“Extremely Loud and Incredibly Close” – Review by MovieManMenzel

A controversial and misunderstood film with non-traditional characters that has become one the most loved or hated films of 2011.

Extremely Loud and Incredibly Close tells the story of Oskar (Thomas Horn), who is an unlikable kid because he suffers from several disorders and has a problem fitting in with kids his age. Oskar’s best friend is his father Thomas (Tom Hanks) and he has made each and every day an adventure for Oskar. Unfortaunately for Oskar something horrible is about to happen as he is about to lose his father and best friend on 9/11 or as Oskar labels it “that terrible day.” This is Oskar’s journey as he steps out into the world and takes on his first adventure without his father.

Wow…there are such mixed opinions on this film that I have officially coined this film the second film to have “the Tree of Life effect” on an audience. When I went to see the film I expected to hate the film based on all the opinions of my fellow YouTube critics. Walking into the theater, I thought to myself “oh, no this is going to be really emotionally forced film cashing in on the tragic event of 9/11 to just sell the audience” but luckily my preconceived notion was wrong.

I can understand some of the misconceptions about this film and most of the hate comes from Oskar being unlikable. There were so many reviews that I watched online and read that said they didn’t like the kid and stated that he wasn’t likable. Personally, I LOVED that element about this movie. I found this refreshing to feature a flawed kid having to deal with tough events because this happens in reality. I realize that we as moviegoers are used to liking children in a movie, but this kid had disorders and was odd so I can see where some audience people couldnt relate to him.

Since we are on this topic, I also get why some people hated the kid entirely. There is one scene where Oskar screams at his mother played by Sandra Bullock and tell her he hates her. Its a powerful scene and very real, but I can see how some people would really despise Oskar after this scene, but again to me this is a harsh reality and how some deal with bad situations they take it out on others. With that being said, I thought Thomas Horn was spectacular in this film and gives real depth to his character. You can really tell that he has a disorder and not just by his voice, but by his gestures and reactions. There was no surprise to me learning that he won an award for his performance because it was superb.

There were others actors in this film who need some credit as well. While Thomas Horn did steal almost every scene he was in, the supporting roles of Sandra Bullock and Tom Hanks were minor, yet perfectly played. I read that people said they made Tom Hanks overly likable, but to me he just seemed like a loving father and nothing more than that. Viola Davis was superb as usual in her small role as well as Jeffrey Wright, but the other truly stand out performance was Max von Sydow, who played the renter. I thought his interaction with Oskar was phenomenal and such a touching aspect of the film. The acting was solid all around.

As for the story, while many would label this movie a 9/11 movie, this is much more than that. This movie is about an adventure and learning about who you are and pushing yourself to overcome your fears. The entire movie revolves around Oskar going on a quest around NY looking for the owner of a key that Oskar finds in his fathers vase. The other aspect that I feel people are not paying attention to is that this film is being told through a child’s eyes. We as adults can barely handle a passing family member so to actually have a film try to showcase how a child is dealing with this and no even a regular child, but one who seems to be suffering from asberger’s sydrome is something that I welcome and appreciate.

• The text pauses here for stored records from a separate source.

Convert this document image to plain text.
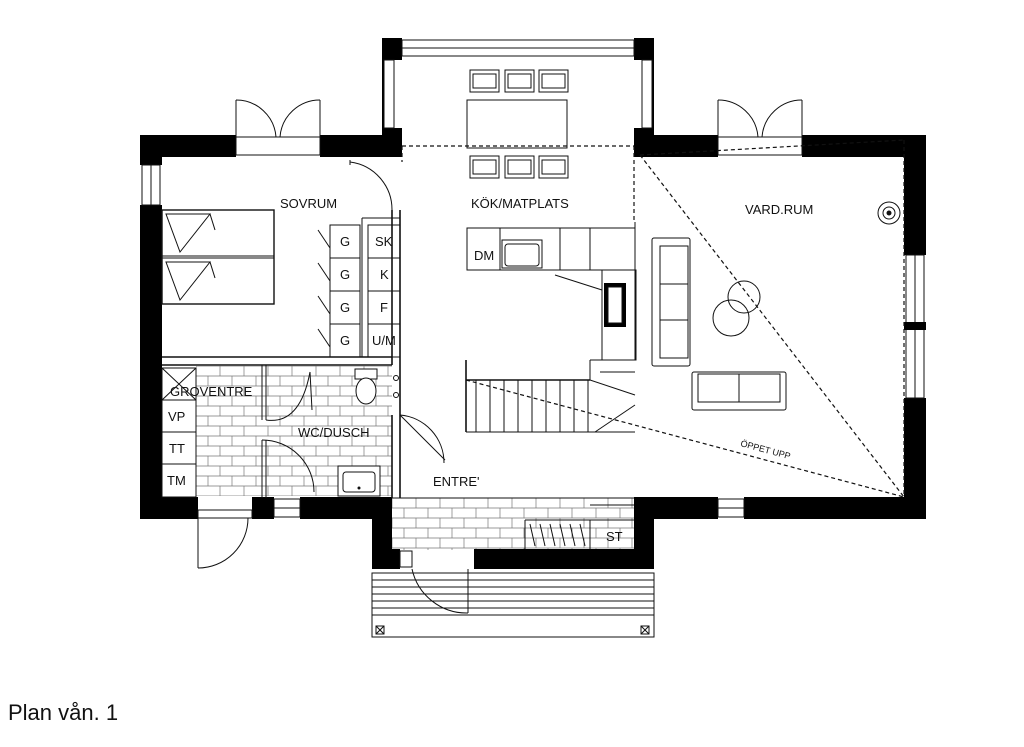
SOVRUM	KÖK/MATPLATS	VARD.RUM
GROVENTRE
WC/DUSCH
ENTRE'
G
G
G
G
SK
K
F
U/M
VP
TT
TM
DM
ST
ÖPPET UPP
Plan vån. 1
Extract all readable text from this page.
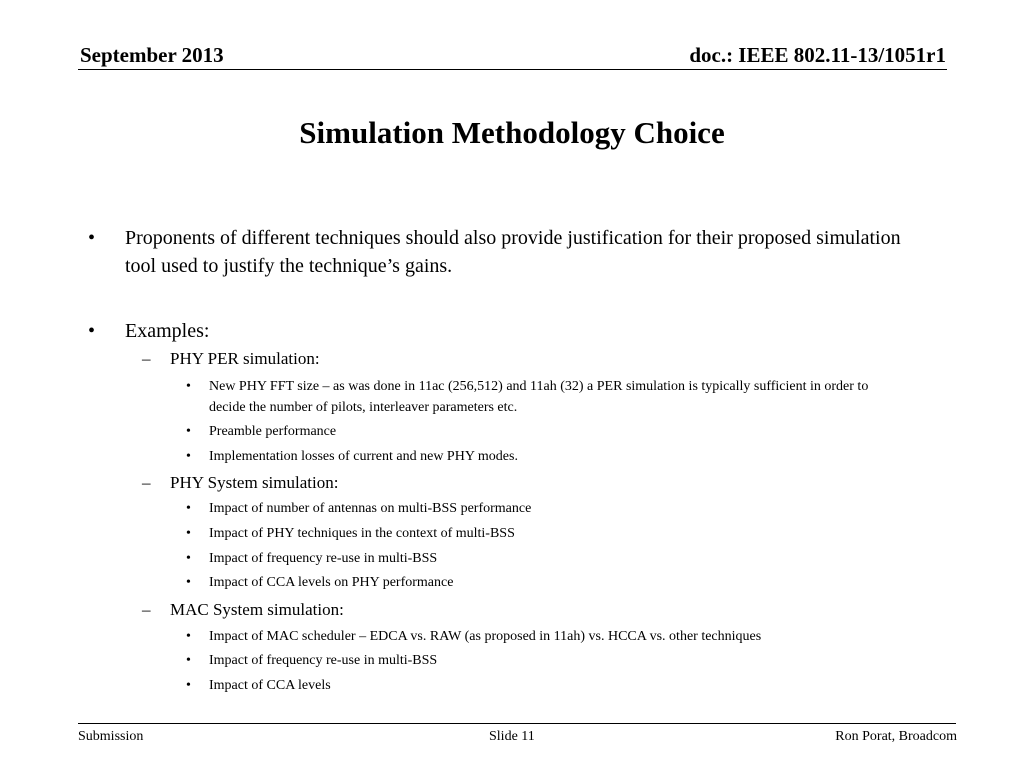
September 2013	doc.: IEEE 802.11-13/1051r1
Simulation Methodology Choice
• Proponents of different techniques should also provide justification for their proposed simulation tool used to justify the technique’s gains.
• Examples:
– PHY PER simulation:
• New PHY FFT size – as was done in 11ac (256,512) and 11ah (32) a PER simulation is typically sufficient in order to decide the number of pilots, interleaver parameters etc.
• Preamble performance
• Implementation losses of current and new PHY modes.
– PHY System simulation:
• Impact of number of antennas on multi-BSS performance
• Impact of PHY techniques in the context of multi-BSS
• Impact of frequency re-use in multi-BSS
• Impact of CCA levels on PHY performance
– MAC System simulation:
• Impact of MAC scheduler – EDCA vs. RAW (as proposed in 11ah) vs. HCCA vs. other techniques
• Impact of frequency re-use in multi-BSS
• Impact of CCA levels
Submission	Slide 11	Ron Porat, Broadcom
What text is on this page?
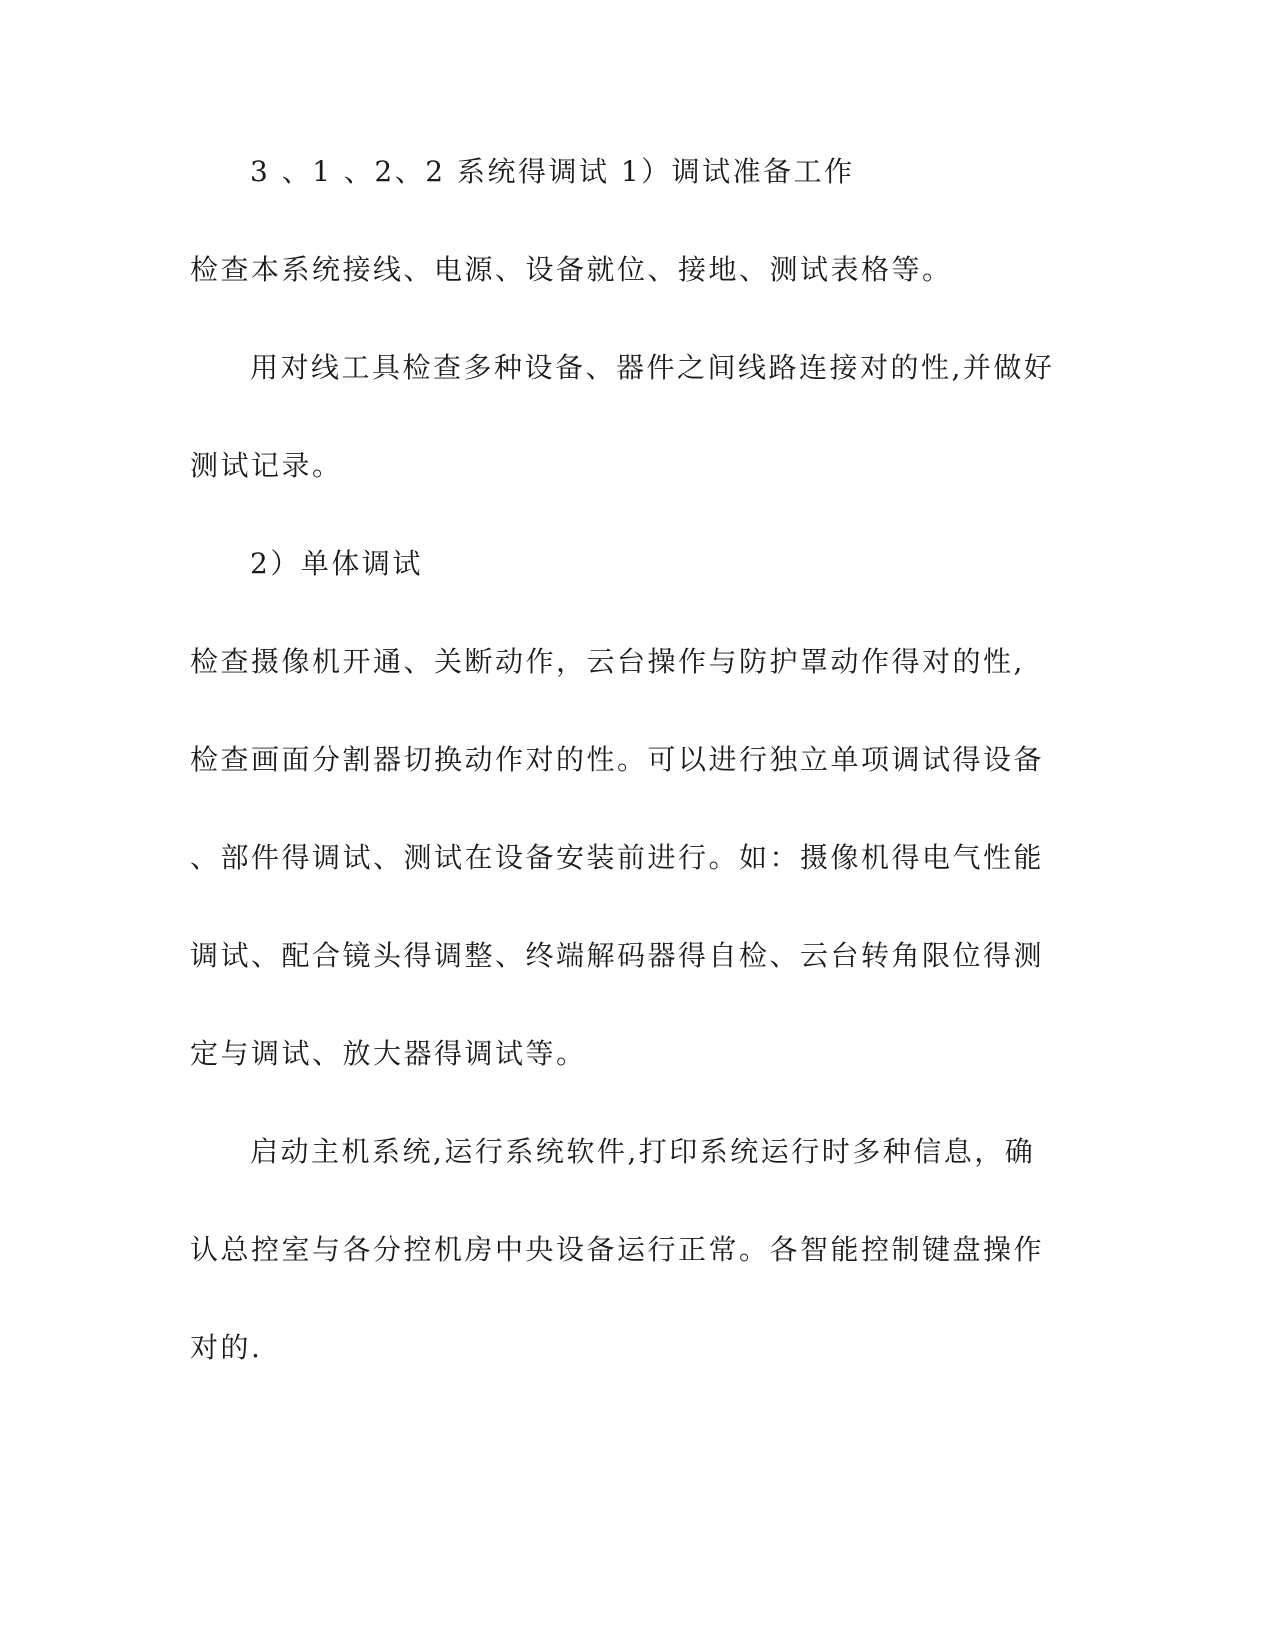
3 、1 、2、2 系统得调试 1）调试准备工作
检查本系统接线、电源、设备就位、接地、测试表格等。
用对线工具检查多种设备、器件之间线路连接对的性,并做好
测试记录。
2）单体调试
检查摄像机开通、关断动作，云台操作与防护罩动作得对的性,
检查画面分割器切换动作对的性。可以进行独立单项调试得设备
、部件得调试、测试在设备安装前进行。如：摄像机得电气性能
调试、配合镜头得调整、终端解码器得自检、云台转角限位得测
定与调试、放大器得调试等。
启动主机系统,运行系统软件,打印系统运行时多种信息，确
认总控室与各分控机房中央设备运行正常。各智能控制键盘操作
对的.
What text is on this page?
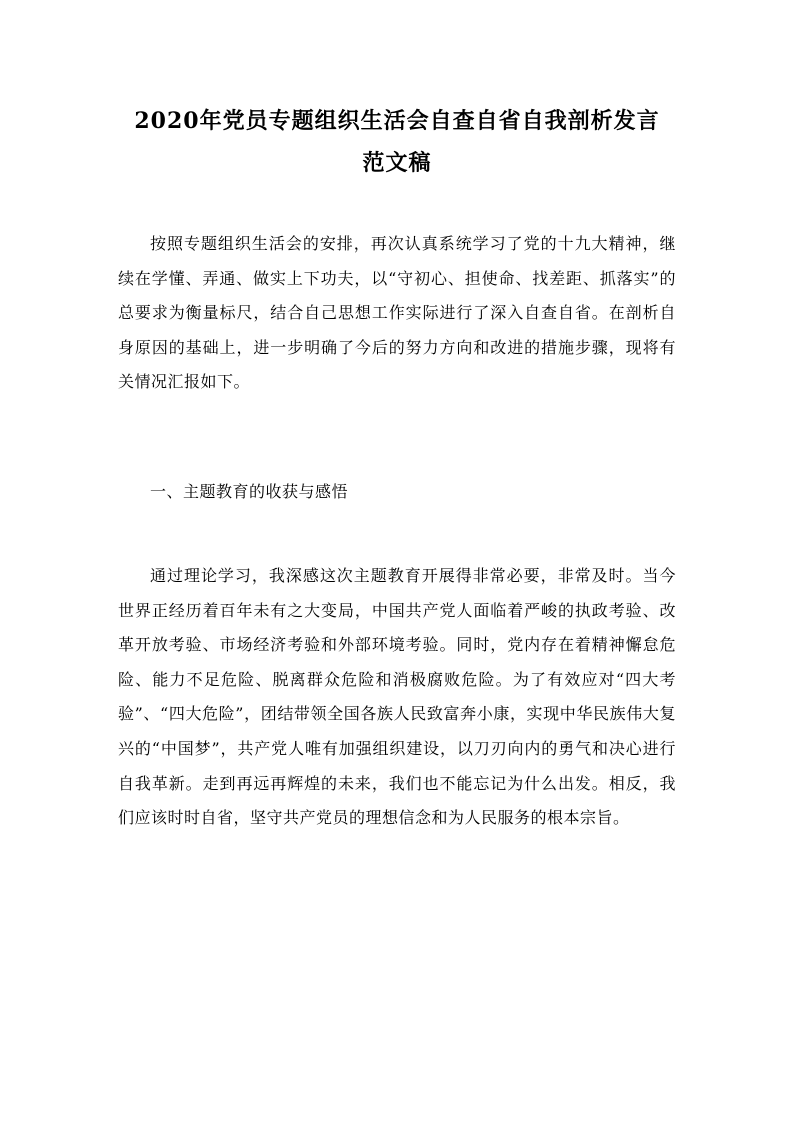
2020年党员专题组织生活会自查自省自我剖析发言
范文稿

按照专题组织生活会的安排，再次认真系统学习了党的十九大精神，继续在学懂、弄通、做实上下功夫，以“守初心、担使命、找差距、抓落实”的总要求为衡量标尺，结合自己思想工作实际进行了深入自查自省。在剖析自身原因的基础上，进一步明确了今后的努力方向和改进的措施步骤，现将有关情况汇报如下。

一、主题教育的收获与感悟

通过理论学习，我深感这次主题教育开展得非常必要，非常及时。当今世界正经历着百年未有之大变局，中国共产党人面临着严峻的执政考验、改革开放考验、市场经济考验和外部环境考验。同时，党内存在着精神懈怠危险、能力不足危险、脱离群众危险和消极腐败危险。为了有效应对“四大考验”、“四大危险”，团结带领全国各族人民致富奔小康，实现中华民族伟大复兴的“中国梦”，共产党人唯有加强组织建设，以刀刃向内的勇气和决心进行自我革新。走到再远再辉煌的未来，我们也不能忘记为什么出发。相反，我们应该时时自省，坚守共产党员的理想信念和为人民服务的根本宗旨。
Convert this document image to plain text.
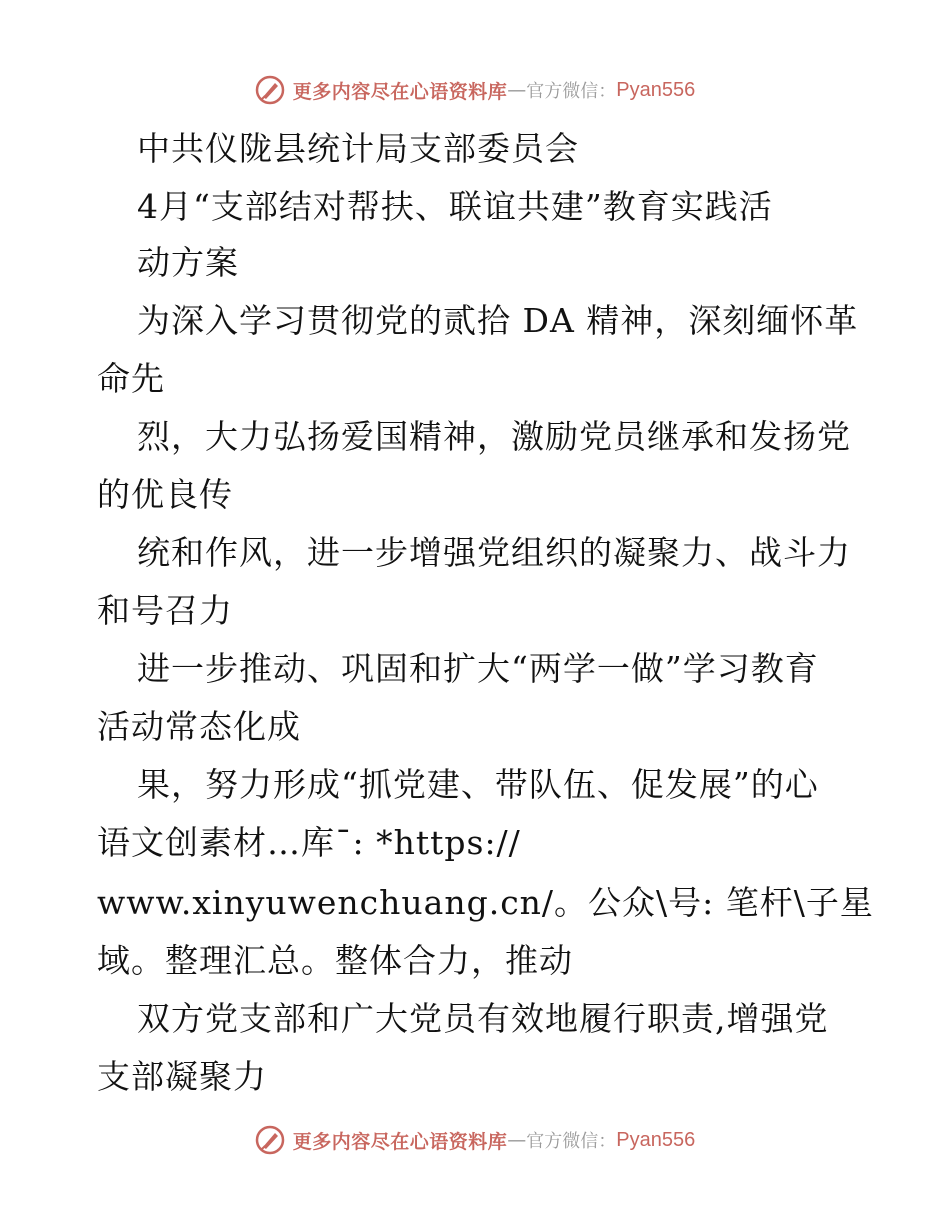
更多内容尽在心语资料库 — 官方微信： Pyan556
中共仪陇县统计局支部委员会
4月“支部结对帮扶、联谊共建”教育实践活
动方案
为深入学习贯彻党的贰拾 DA 精神，深刻缅怀革
命先
烈，大力弘扬爱国精神，激励党员继承和发扬党
的优良传
统和作风，进一步增强党组织的凝聚力、战斗力
和号召力
进一步推动、巩固和扩大“两学一做”学习教育
活动常态化成
果，努力形成“抓党建、带队伍、促发展”的心
语文创素材…库¯: *https://
www.xinyuwenchuang.cn/。公众\号: 笔杆\子星
域。整理汇总。整体合力，推动
双方党支部和广大党员有效地履行职责,增强党
支部凝聚力
更多内容尽在心语资料库 — 官方微信： Pyan556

While I really loved this film…I do have a few minor issues with it. There is a whole element about this film showing a person falling from the twin towers and Oskar believes its his dad. While I am not as up in arms about this scene as so many others are, I will admit it was really cheap for the film to throw this in. This is a moment where I feel the movie was trying to get too much emotion from the audience. Also, the last scene didnt need to push as hard as it did either. I was already touched and moved by this film…I didn’t need it to be reinforced the way that scene did ending it on such a dramatic note. This film had so much drama already…it didn’t need anymore.

I personally really loved Extremely Loud and Incredibly Close and while this isn’t going to be a movie that people are going to be running out and watching over repeatedly because it is a rather depressing film,  it was really powerful as long as you see it from the right perspective. Does the film try too hard at times to be touching and emotional? Yes it does, but it doesn’t do it enough that made me feel like it was trying to hard. This is a really great film and as much as this may get me some hate, if I could go back and edit my favorite films of 2011, I am pretty sure that I would actually put this in my list because I did enjoy it that much.

MovieManMenzel’s final rating for Extremely Loud and Incredibly Close is a solid 8 out of 10.